Home-page: https://github.com/blahutszabi/car_sound_dataset
Author: Szabolcs Blahut, Matyas Szakalos, Gyorgy Kalmar
Author-email: blahutszabi@gmail.com
Project-URL: Bug Tracker, https://github.com/blahutszabi/car_sound_dataset/issues
Classifier: Programming Language :: Python :: 3
Classifier: License :: OSI Approved :: MIT License
Classifier: Operating System :: OS Independent
Requires-Python: >=3.6
Description-Content-Type: text/markdown
License-File: LICENSE

# car_sound_dataset
This repo contains the source code of car sound dataset Python package.

https://pypi.org/project/car-sound-dataset/

# How to install?
pip install car-sound-dataset

# About the dataset
The dataset contains 17121 car sound events. Each event is recorded by at least 1 and maximum 6 devices.
The length of each recording is 3 sec. The sample frequency was 3906 Hz during the measurements.
You can download the dataset and select different recordings with this package. 

# Class


 
        A class used to represent the car sound dataset.

        ...

        Attributes
        ----------
        path : str
            A path, where you want to download and use the dataset.
            The default path is the current working directory.
            
            
           
# Methods

        download_and_get_dataset()
            Downloads the dataset and the json file, which identifies the events.

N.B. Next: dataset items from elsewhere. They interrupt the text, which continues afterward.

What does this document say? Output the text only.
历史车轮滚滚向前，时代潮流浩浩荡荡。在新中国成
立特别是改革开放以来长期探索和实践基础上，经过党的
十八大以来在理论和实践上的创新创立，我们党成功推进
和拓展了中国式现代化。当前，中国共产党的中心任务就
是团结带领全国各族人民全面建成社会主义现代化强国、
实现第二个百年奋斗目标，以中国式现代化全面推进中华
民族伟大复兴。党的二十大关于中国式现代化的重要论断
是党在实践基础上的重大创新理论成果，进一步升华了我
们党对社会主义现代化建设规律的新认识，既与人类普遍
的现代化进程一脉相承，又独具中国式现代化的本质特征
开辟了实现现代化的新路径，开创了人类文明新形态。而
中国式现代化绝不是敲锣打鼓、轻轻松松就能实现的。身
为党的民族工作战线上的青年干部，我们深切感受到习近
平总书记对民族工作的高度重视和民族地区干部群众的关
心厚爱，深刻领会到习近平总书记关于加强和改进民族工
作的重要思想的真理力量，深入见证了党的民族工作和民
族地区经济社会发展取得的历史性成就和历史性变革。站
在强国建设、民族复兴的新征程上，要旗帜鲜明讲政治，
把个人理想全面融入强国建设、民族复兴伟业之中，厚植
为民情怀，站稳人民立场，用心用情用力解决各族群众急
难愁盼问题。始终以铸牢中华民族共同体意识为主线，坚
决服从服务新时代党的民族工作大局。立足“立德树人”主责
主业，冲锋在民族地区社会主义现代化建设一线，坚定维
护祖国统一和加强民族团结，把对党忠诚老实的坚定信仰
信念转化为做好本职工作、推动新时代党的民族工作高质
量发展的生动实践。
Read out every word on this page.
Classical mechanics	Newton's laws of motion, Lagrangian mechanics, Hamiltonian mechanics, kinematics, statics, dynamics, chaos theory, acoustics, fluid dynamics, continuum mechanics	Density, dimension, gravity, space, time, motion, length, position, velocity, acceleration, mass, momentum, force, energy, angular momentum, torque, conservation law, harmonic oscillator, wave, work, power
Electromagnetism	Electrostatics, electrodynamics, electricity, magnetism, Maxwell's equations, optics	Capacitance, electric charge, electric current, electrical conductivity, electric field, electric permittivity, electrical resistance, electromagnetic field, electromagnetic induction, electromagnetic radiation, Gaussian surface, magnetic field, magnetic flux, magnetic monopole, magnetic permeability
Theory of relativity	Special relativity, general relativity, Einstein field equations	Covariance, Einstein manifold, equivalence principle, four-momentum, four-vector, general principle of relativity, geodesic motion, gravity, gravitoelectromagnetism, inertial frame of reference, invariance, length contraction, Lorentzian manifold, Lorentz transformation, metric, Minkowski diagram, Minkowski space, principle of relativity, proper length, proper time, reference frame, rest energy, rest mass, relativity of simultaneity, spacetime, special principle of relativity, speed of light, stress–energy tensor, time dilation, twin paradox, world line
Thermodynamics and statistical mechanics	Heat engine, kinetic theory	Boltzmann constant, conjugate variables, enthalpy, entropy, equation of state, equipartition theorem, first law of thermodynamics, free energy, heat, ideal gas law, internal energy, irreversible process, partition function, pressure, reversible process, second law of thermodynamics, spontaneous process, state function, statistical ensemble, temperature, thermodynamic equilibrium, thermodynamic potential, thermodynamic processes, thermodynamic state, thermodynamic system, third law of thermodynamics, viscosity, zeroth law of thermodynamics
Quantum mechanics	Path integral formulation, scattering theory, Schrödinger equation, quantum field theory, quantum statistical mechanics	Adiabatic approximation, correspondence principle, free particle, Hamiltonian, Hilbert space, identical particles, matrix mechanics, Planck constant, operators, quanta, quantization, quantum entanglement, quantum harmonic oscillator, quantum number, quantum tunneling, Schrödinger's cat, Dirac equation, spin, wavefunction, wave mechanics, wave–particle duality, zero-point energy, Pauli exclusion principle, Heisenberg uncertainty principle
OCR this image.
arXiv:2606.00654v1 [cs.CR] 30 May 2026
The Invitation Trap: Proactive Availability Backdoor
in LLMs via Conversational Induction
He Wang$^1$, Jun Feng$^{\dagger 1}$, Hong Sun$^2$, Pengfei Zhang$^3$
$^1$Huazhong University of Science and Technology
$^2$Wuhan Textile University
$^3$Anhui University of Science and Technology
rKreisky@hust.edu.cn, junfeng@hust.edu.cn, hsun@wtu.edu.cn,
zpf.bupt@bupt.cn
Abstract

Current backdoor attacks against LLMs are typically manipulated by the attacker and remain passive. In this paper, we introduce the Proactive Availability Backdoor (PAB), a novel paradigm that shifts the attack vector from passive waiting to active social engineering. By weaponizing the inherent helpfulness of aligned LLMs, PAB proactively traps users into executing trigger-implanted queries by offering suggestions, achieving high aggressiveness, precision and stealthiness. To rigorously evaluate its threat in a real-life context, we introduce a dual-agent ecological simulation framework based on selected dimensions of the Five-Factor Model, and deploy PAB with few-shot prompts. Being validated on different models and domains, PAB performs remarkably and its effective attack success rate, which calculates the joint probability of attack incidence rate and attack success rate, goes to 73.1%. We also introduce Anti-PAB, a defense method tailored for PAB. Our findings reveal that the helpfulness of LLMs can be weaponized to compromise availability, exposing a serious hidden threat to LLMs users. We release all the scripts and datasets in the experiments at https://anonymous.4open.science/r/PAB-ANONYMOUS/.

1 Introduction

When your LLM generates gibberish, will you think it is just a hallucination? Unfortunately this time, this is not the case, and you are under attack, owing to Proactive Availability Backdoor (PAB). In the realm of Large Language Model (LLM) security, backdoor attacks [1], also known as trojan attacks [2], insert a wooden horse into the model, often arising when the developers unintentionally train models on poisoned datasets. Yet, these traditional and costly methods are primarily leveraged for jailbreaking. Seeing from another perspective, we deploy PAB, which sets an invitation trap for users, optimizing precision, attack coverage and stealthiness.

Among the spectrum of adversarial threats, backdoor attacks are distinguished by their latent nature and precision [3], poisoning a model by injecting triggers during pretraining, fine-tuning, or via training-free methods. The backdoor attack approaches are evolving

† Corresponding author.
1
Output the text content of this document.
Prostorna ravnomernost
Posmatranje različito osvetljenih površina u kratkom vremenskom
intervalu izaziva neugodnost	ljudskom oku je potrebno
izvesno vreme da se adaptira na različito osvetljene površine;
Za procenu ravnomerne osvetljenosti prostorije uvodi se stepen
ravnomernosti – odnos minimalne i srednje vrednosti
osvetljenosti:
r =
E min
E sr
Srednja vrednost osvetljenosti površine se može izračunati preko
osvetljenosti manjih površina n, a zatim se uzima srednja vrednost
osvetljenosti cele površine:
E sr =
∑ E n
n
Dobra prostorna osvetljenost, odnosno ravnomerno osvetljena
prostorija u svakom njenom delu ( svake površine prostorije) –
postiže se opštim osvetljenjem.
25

        list_events_of_dict( car_dataset_dict)
            This method prints to console the event IDs of a car_dataset_dict.
            
        plot_event(car_dataset_dict, event_id)
            You can plot an event with this method.

        play_event(car_dataset_dict, event_id, nomralize=True)
            You can play the recordings of an event with this method.

        filter_by_pattern(car_dataset_dict, pattern)
            This method helps you to select events by a pattern.
            The pattern should contain 'X', '0' or '1'.
            'X' - You don't care, if the device recorded the event or not.
            '0' - You skip the recordings of this device.
            '1' - This device recorded the event.
            You have to give the pattern as a list. Each list element represents each device.
            An example pattern: ['0', '1', 'X', '0', 'X', '1']
            This means we skip the recordings of DEVICE1 and DEVICE4. We select the events,
            where DEVICE2 and DEVICE6 recorded the event. Each event will contain 2-4 recordings.
            It depends on DEVICE3 and DEVICE5. If one of DEVICE3 and DEVICE5 recorded the event,
            the event will contain 3 recordings and if both is recorded the event, it will contain
            4 recordings.

        filter_by_exact_device_count(car_dataset_dict, device_count)
            This method selects the events, which is recorded by the given count of devices.

        filter_by_min_device_count(car_dataset_dict, device_count)
            This method selects the events, which is recorded by at least the given count of devices.

        load_dict_as_pool(car_dataset_dict)
            This method loads the recordings into a 3D numpy array. In this case each element
            contains only one recording. The recordings of an event are split to single recordings.

        load_dict(car_dataset_dict, is_random = False, device_indexes = [])
            This method loads the recordings into a 3D numpy array. In this case each element
            contains events. One event usually contains more than one recordings.